Sullivan and Netanyahu discuss possible Israel-Saudi Arabia normalization
White House national security adviser Jake Sullivan on Thursday met with Israeli Prime Minister Benjamin Netanyahu in Jerusalem and discussed ways to broaden the Abraham Accords and reach a breakthrough that could lead to the normalization of relations between Israel and Saudi Arabia, the Prime Minister’s Office said in a statement.
Why it matters: Netanyahu has set normalization with Saudi Arabia as one of his two main foreign policy goals. But Israeli officials admit that it won't be possible if relations between Riyadh and Washington remain tense.
Flashback: U.S. relations with Saudi Arabia deteriorated last October after the Saudis reached an agreement with Russia at the OPEC+ group of oil producers to dramatically cut oil production.
- The Biden administration felt the Saudi move violated the understandings reached between Washington and Riyadh ahead of President Biden’s trip to the kingdom last July.
The big picture: Sullivan and Netanyahu also discussed the Iranian nuclear program, Iran’s actions in the region and its military assistance to Russia in its war in Ukraine, the Israeli-Palestinian conflict, and the normalization process between Israel and its neighbors, Israeli officials said.
- The Prime Minister’s Office said Netanyahu expressed his gratitude for Biden's commitment to ensure Iran does not obtain nuclear weapons.
- Netanyahu told Sullivan that the latest Palestinian moves in the international arena, especially the Palestinian Authority's push for the International Court of Justice to issue a legal opinion on the Israeli occupation of the West Bank, "are an attack on Israel and oblige us to respond," the Prime Minister’s Office said.
What they're saying: “You come at a special time because we have acute challenges to our security and vast opportunities for peace. I am convinced that by working together, we can both meet the challenges and realize the opportunities," Netanyahu told Sullivan at the top of their meeting, which lasted for more than two hours.
State of play: Sullivan met separately with Tzachi Hanegbi, his new Israeli counterpart.
- The two also held a virtual meeting with their counterparts from the United Arab Emirates and Bahrain.
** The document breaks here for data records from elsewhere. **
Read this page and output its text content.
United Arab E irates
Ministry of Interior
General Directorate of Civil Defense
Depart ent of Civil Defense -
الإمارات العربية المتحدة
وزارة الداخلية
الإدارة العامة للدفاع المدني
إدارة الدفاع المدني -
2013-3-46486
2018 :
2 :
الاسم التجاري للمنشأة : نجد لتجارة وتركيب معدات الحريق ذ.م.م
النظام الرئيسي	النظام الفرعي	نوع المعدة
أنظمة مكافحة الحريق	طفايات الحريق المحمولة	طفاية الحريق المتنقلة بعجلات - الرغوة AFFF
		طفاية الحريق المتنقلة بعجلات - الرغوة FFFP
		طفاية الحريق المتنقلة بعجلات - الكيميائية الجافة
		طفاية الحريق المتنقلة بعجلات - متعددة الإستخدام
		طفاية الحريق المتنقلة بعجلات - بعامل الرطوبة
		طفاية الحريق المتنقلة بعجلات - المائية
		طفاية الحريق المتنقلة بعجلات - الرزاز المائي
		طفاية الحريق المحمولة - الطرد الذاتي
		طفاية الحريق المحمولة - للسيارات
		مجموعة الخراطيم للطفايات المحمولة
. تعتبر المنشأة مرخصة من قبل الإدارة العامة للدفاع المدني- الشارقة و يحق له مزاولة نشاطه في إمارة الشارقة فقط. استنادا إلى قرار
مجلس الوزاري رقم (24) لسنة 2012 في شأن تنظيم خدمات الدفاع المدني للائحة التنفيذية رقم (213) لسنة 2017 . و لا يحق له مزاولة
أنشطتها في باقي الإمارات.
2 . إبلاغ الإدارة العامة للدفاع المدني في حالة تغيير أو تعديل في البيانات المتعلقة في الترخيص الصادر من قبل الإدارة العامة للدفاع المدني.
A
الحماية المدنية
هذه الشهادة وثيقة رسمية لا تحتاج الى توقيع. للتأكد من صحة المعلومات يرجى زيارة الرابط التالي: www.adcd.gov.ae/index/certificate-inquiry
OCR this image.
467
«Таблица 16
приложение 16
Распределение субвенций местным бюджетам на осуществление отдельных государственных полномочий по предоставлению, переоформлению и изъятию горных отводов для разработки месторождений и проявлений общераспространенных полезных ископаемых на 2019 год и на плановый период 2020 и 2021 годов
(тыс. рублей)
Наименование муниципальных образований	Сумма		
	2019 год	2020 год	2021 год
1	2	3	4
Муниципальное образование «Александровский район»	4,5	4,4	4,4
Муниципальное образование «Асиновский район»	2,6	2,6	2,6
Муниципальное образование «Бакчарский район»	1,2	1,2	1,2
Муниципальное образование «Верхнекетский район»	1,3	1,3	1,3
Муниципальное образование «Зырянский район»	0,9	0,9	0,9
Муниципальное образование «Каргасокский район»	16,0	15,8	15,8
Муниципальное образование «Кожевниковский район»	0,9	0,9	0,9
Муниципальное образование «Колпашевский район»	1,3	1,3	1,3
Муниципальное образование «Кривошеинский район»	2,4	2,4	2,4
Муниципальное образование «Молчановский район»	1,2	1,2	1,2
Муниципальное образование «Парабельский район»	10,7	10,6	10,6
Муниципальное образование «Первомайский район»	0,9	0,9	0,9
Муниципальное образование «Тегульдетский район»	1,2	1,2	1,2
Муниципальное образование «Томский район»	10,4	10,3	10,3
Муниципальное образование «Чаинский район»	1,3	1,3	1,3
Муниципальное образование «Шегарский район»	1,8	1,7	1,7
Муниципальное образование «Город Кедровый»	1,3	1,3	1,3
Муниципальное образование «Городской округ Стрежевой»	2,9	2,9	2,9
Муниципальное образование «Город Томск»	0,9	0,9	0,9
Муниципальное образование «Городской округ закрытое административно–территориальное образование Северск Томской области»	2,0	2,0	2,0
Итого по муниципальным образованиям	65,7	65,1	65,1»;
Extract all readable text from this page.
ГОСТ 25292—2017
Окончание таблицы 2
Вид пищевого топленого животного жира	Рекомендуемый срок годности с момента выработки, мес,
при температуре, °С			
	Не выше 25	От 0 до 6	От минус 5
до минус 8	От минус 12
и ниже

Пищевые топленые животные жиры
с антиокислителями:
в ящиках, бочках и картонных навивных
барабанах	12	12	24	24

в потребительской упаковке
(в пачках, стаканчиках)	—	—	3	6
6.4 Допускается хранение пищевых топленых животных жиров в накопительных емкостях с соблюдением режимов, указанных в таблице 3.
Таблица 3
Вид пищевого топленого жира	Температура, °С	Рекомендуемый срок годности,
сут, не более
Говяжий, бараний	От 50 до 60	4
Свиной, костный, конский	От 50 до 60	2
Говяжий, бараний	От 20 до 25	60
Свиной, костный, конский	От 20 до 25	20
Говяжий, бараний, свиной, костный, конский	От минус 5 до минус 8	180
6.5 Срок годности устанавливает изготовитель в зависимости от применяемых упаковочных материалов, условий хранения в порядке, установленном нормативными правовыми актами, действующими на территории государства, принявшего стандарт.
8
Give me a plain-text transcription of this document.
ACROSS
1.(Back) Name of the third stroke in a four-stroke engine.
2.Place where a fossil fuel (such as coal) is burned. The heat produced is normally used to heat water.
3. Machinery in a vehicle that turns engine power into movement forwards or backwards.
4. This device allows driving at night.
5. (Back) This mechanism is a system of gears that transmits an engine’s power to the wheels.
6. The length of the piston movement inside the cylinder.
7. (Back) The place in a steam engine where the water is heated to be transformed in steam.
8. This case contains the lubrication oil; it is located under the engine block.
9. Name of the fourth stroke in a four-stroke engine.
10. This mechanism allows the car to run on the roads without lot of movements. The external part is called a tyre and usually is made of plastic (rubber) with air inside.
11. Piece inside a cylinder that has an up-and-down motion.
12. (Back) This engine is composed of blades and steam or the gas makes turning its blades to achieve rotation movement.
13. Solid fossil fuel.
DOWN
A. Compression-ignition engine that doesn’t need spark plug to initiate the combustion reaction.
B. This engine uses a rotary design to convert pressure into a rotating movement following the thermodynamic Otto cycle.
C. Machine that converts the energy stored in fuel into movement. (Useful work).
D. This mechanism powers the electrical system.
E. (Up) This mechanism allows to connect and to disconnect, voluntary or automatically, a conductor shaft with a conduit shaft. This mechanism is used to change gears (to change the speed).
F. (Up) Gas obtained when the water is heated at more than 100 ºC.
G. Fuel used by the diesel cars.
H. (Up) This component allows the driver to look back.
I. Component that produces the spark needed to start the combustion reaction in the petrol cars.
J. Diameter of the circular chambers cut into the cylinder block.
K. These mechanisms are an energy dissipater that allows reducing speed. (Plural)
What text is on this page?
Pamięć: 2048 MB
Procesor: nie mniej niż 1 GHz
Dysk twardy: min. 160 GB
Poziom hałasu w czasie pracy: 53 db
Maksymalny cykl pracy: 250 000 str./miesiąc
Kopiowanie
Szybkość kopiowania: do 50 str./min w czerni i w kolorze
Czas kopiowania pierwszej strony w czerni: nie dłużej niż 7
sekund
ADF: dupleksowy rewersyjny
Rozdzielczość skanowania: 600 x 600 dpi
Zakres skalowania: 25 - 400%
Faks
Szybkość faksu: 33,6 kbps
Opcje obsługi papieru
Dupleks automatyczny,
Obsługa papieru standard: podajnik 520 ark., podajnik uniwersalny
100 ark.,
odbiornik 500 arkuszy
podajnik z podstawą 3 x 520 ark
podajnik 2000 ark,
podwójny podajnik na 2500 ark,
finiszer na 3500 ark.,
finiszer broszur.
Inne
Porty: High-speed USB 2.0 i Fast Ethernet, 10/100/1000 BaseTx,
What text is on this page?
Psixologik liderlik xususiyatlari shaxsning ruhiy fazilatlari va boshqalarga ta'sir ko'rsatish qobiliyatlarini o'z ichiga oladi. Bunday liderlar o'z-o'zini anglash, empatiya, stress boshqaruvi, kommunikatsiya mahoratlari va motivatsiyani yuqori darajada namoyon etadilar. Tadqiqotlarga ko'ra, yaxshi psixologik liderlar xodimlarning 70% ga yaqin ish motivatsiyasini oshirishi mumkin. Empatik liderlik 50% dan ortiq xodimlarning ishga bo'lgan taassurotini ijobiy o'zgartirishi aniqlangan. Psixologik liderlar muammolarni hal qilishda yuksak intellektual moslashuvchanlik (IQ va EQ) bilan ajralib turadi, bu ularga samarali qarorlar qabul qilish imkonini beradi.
- In a statement after the virtual meeting, the White House said the four national security advisers discussed ways to deepen regional integration, including in the areas of clean energy, emerging technology, regional security and commercial relations.
- “The counterparts focused in particular on the climate crisis and welcomed the UAE's leadership in hosting COP28 later this year. They agreed to stay in regular contact over the coming weeks and months to work on expanding participation to new partners and to coordinate on shared interests and challenges," the statement said.
- Later, Sullivan had a meeting with Mossad director David Barnea that focused mainly on Iran.
Later Thursday, Sullivan met with Palestinian President Mahmoud Abbas in Ramallah.
- Abbas warned Sullivan that the new Israeli government’s policy could have dangerous consequences and stressed the Biden administration must intervene “before it is too late," the Palestinian presidency said in a statement.
- According to the statement, Abbas told Sullivan that the Israeli government’s policy and the recent sanctions it has imposed on the Palestinian Authority destroy the two-state solution, violate the agreements between the parties and ruin the chances that are left for achieving peace and stability in the region.
- “We will not accept the continuation of the Israel crimes. We will oppose them and defend our rights, our land and our holy sites," Abbas told Sullivan according to the statement.
Editor's note: This story has been updated with the statement from the Palestinian president's office.